Frank M. Taylor

Personal information
- Born: May 9, 1869 Missouri
- Died: May 22, 1941 (aged 72) Chicago, Illinois
- Resting place: Saint Joseph Cemetery, River Grove, Illinois
- Occupation: Racehorse trainer / Owner

Horse racing career
- Sport: Horse racing

Major racing wins
- Nursery Handicap (1896) Fall Handicap (1900) Second Special Stakes (1903) Twin City Handicap (1903, 1907) Brighton Derby (1907) Brighton Mile (1907) Municipal Handicap (1907) Suburban Handicap (1907, 1931) Seagate Stakes (1907) Patchogue Stakes (1908) Bashford Manor Stakes (1911) Raceland Stakes (1911) Chesapeake Stakes (1912) Clark Handicap (1912) Havre de Grace Handicap (1912) Juvenile Stakes (1922) Whirl Stakes (1922) Youthful Stakes (1922) Adirondack Stakes (1930) Clover Stakes (1930) Excelsior Stakes (1931) American Classic Race wins: Kentucky Derby (1912)

Significant horses
- Charles Edward, McChesney, Nealon, Worth

= Frank M. Taylor =

American horse trainer (1869–1941)

Francis Marion Taylor (May 9, 1869 - May 22, 1941) was an American Thoroughbred horse racing trainer who trained Nealon and Worth to National Championship honors, the latter winning the 1912 Kentucky Derby.
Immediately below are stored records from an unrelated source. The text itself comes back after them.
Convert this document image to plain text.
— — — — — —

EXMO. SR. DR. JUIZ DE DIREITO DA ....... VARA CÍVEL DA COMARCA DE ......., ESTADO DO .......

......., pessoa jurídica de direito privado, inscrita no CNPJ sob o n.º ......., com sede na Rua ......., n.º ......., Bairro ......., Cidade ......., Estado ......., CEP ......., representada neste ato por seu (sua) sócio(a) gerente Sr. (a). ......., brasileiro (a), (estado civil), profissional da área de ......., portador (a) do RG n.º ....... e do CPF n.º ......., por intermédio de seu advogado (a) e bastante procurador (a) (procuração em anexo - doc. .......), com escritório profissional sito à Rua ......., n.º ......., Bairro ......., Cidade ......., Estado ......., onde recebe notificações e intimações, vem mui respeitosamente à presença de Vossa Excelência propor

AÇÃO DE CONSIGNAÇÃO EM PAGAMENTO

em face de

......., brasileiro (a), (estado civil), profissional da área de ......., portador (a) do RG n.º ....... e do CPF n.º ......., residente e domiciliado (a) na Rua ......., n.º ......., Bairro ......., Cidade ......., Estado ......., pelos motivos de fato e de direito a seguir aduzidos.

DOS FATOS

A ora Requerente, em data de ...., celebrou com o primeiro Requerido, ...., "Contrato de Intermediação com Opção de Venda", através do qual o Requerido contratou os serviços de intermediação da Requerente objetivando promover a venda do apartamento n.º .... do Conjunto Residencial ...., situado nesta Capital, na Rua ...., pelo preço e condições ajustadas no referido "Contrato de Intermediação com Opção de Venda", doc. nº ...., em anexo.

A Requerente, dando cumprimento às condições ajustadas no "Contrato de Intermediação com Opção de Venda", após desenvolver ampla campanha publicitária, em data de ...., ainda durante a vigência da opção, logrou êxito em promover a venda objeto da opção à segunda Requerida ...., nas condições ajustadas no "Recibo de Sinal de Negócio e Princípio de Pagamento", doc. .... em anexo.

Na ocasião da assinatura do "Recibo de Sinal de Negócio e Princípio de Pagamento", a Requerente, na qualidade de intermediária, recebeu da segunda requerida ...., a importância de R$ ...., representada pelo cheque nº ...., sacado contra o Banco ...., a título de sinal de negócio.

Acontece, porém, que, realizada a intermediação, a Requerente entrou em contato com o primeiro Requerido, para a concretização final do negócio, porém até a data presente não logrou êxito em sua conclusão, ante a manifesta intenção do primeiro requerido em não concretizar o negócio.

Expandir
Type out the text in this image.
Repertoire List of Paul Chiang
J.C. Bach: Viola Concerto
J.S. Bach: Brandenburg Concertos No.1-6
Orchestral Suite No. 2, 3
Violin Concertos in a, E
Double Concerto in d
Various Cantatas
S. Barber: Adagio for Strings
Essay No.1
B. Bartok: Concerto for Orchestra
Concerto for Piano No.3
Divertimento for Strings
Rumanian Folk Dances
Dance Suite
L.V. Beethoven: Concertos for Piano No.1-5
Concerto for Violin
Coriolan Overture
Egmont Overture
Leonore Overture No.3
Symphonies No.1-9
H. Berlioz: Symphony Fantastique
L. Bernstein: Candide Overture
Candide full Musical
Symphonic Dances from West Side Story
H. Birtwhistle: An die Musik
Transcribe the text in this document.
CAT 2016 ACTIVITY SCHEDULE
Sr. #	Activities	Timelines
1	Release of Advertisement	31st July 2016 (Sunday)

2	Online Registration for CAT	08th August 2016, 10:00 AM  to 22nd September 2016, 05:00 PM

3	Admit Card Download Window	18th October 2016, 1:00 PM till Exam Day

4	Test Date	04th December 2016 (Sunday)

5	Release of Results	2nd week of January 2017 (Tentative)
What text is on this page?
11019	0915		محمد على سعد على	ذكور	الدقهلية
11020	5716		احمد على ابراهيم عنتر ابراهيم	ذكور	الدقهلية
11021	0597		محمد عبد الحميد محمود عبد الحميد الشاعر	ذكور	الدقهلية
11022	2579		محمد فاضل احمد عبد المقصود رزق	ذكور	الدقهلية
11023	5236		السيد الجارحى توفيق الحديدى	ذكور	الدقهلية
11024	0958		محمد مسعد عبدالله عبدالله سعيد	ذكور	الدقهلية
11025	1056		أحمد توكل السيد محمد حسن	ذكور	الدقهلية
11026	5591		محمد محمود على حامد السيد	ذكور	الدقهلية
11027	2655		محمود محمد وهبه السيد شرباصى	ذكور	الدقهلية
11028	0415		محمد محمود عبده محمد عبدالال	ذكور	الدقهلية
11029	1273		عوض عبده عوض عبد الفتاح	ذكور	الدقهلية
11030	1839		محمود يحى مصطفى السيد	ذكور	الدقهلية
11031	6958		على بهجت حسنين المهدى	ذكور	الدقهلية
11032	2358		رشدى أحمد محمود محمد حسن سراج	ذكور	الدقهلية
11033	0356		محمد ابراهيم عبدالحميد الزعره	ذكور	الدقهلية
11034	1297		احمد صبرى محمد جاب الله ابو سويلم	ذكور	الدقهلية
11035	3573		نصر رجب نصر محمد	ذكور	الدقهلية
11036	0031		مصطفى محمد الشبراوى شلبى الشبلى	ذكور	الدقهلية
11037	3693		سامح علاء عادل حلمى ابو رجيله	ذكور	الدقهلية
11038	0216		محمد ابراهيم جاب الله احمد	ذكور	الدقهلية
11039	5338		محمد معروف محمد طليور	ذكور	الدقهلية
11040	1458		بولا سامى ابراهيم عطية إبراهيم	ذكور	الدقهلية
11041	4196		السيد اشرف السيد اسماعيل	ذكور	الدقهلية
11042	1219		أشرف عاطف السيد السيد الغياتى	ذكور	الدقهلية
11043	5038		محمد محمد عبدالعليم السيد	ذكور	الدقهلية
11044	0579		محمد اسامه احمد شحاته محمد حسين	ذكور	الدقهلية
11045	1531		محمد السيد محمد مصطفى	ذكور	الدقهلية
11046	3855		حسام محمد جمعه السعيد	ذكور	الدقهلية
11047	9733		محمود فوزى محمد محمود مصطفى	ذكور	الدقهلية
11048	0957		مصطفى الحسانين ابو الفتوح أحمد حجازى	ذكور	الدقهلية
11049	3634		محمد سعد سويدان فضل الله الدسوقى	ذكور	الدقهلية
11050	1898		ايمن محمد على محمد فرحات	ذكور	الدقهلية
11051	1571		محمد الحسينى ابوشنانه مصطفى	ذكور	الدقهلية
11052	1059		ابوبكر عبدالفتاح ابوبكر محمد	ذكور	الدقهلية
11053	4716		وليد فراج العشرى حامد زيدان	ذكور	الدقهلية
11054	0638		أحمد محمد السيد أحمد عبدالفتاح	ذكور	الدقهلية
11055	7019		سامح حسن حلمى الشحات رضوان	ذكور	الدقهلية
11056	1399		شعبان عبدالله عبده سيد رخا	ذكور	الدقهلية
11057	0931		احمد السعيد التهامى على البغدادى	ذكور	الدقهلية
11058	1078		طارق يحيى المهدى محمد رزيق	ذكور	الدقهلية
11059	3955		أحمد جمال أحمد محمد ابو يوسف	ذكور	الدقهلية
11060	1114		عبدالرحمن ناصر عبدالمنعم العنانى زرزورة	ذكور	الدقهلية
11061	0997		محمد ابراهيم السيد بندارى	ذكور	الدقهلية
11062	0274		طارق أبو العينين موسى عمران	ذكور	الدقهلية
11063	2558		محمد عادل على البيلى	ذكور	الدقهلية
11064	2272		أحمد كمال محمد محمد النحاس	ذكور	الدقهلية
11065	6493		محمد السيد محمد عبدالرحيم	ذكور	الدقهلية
He also trained Charles Edward, a colt that in 1907 set three track records on dirt including a World record.

Among Taylor's wins were two editions of the Suburban Handicap which at the time was the richest and most important race in the United States open to older horses.

Frank Taylor retired from racing in 1934 after suffering a stroke. He died on May 22, 1941, at his residence in Chicago.